職人が磨き上げた20年の技術と夢の結晶
江戸川区南小岩で営業するすし遥は、約20年の修行を積んだ職人が念願の独立を果たして開いた鮨店です。カウンター8席とテーブル2卓という小規模な造りながら、その分一人ひとりの客に注ぐ心配りは格別。一貫ごとに職人の手から生まれる鮨には、長い下積み時代に培われた確実な技術がしっかりと込められています。予約制を基本としているため、慌ただしさとは無縁の落ち着いた食事時間を過ごすことができます。
「最初は敷居が高そうに見えるかもしれないが、実際に来てもらえれば気軽に楽しめる店だと分かってもらえる」と店主は話します。記念日や接待といった特別な用途から、ちょっと良いものを食べたい日の普段使いまで、幅広いシーンに対応。17時から22時30分の営業時間帯で、大人の時間をゆっくりと演出しています。
旬を見極める目利きと素材へのこだわり
すし遥が重視するのは、その日に仕入れた素材の鮮度と旬のタイミングを見極める職人の判断力です。市場での仕入れから店での仕込みまで、素材本来が持つ味わいを引き出すための工程に一切の妥協がありません。季節の移ろいに合わせてネタの種類も変わり、同じ魚でも時期によって調理法や熟成具合を調整しています。見た目の美しさにも配慮し、色とりどりの握りが食欲をそそります。
常連客からは「ここの職人さんは、その日のベストなネタを教えてくれるから安心して任せられる」という声が聞かれます。おすすめの内容や月間営業スケジュールといった情報発信にも積極的で、客とのコミュニケーションを通じてより良いサービス提供を心がけている姿勢がうかがえます。
鮨に合う厳選されたドリンクとのマリアージュ
お酒のラインナップにも職人のこだわりが反映されており、鮨との相性を考えた銘柄を慎重にセレクトしています。日本酒は鶴齢・嘉泉・剣菱を一合単位で提供し、すべて冷やでサーブすることで鮨の繊細な味を邪魔しない飲み方を提案。ビールはサッポロラガー赤星・アサヒスーパードライ・プレミアムモルツの3種類を瓶で用意し、それぞれ異なる味の特徴が楽しめます。

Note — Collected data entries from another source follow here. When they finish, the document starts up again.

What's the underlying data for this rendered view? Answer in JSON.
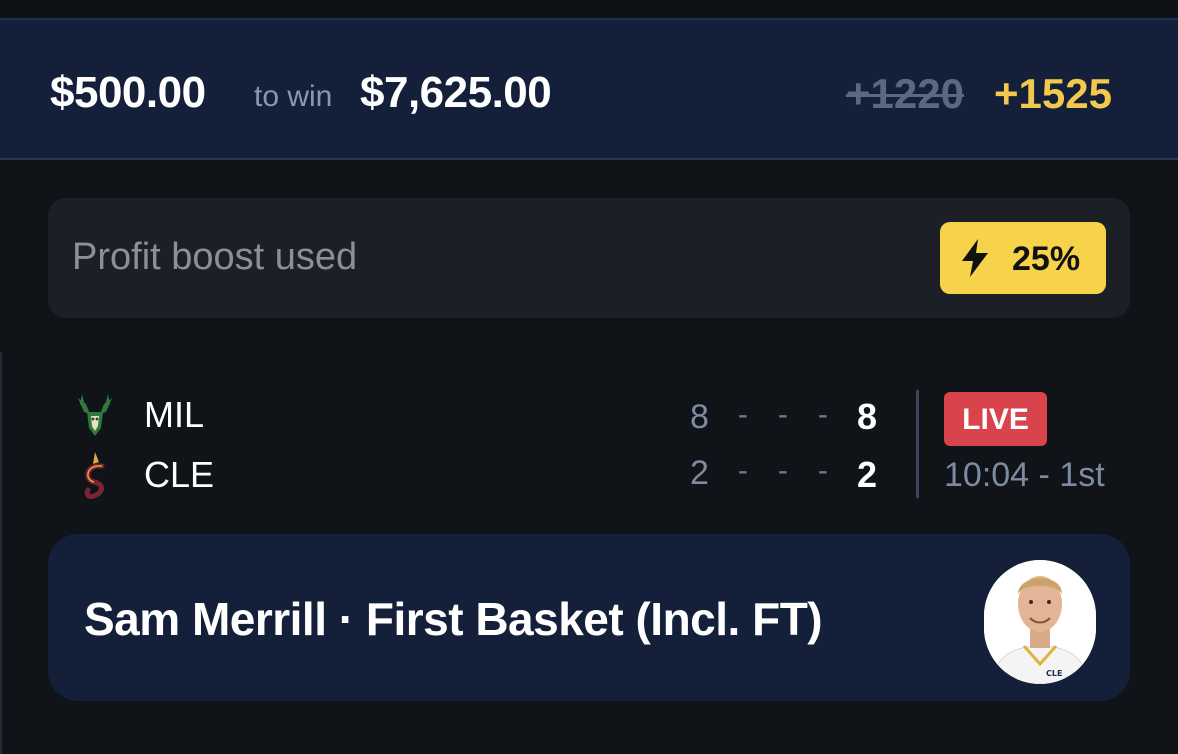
{
  "bet": {
    "stake": "$500.00",
    "to_win_label": "to win",
    "payout": "$7,625.00",
    "original_odds": "+1220",
    "boosted_odds": "+1525"
  },
  "boost": {
    "label": "Profit boost used",
    "percent": "25%",
    "icon": "lightning-bolt-icon",
    "badge_color": "#f6d34a"
  },
  "game": {
    "teams": [
      {
        "abbr": "MIL",
        "quarter_score": "8",
        "total": "8",
        "logo": "bucks-logo"
      },
      {
        "abbr": "CLE",
        "quarter_score": "2",
        "total": "2",
        "logo": "cavaliers-logo"
      }
    ],
    "status_badge": "LIVE",
    "status_color": "#d8434c",
    "clock": "10:04 - 1st"
  },
  "selection": {
    "title": "Sam Merrill · First Basket (Incl. FT)",
    "avatar_icon": "player-headshot"
  },
  "colors": {
    "boost_accent": "#f2c94c",
    "header_bg": "#14203a",
    "page_bg": "#101318"
  }
}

正直なところ、これだけ飲み物の種類があると選ぶ楽しさも倍増すると感じました。職人との会話を通じて、その日の気分やネタに最も合うドリンクを相談できるのも、カウンター席ならではの醍醐味です。一貫ごとに違う酒を試してみるという贅沢な楽しみ方も可能になっています。
駅近の便利さと地域に根ざした営業スタイル
JR小岩駅南口から歩いて約5分という立地の良さが、すし遥の大きな武器となっています。電車でのアクセスが容易なだけでなく、近隣にはコインパーキングもあるため車での来店にも対応可能。17時オープンで22時がラストオーダーという時間設定は、仕事帰りの食事にも週末のゆっくりとした夕食にも使いやすい設定です。
地元の常連客に加えて遠方からの客も多く、「小岩でこんな本格的な鮨が食べられるとは思わなかった」という驚きの声も少なくありません。一期一会の精神で各組の客に向き合うという店主の姿勢が、リピート率の高さにもつながっています。